My goal is to incorporate “GC offset” into my edgeR pipeline  (not to override edgeR calculated offset).

I found some suggestions online but I am not sure I am doing right.

d <- calcNormFactors(d, robust=TRUE, method ="TMM", offset=offset)
d <- estimateDisp(d, design,)
fit <- glmFit(d, design)



Would you please advise?

Thanks a lot,


Aaron Lun
Last seen 17 hours ago
The city by the bay

Supplying offset to calcNormFactors will do nothing, see ?calcNormFactors.

If you need to supply offsets to edgeR, use the scaleOffset function to store the offset matrix inside the DGEList. This will ensure that the offsets are interpretable as log-library sizes (natural log), which is necessary for sensible calculation of the average log-CPM.
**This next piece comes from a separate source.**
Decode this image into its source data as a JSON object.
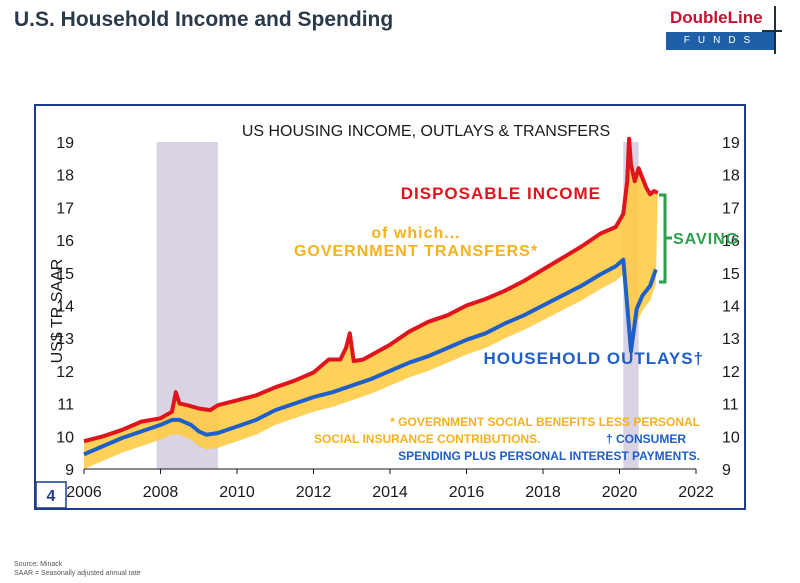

However, any specification of the offset matrix will override the use of normalization factors in downstream calculations. There is no straightforward way to "combine" offset matrices with the TMM normalization factors. edgeR can't possibly know what biases are removed by your offset matrix; it just assumes that you know what you're doing, and that the offset matrix gets rid of all biases that might be relevant to your contrasts of interest.

In short, supplying the EDAseq offset matrix will mean that only the EDAseq normalization will be performed. The TMM normalization factors will be mostly ignored for the purposes of DE testing.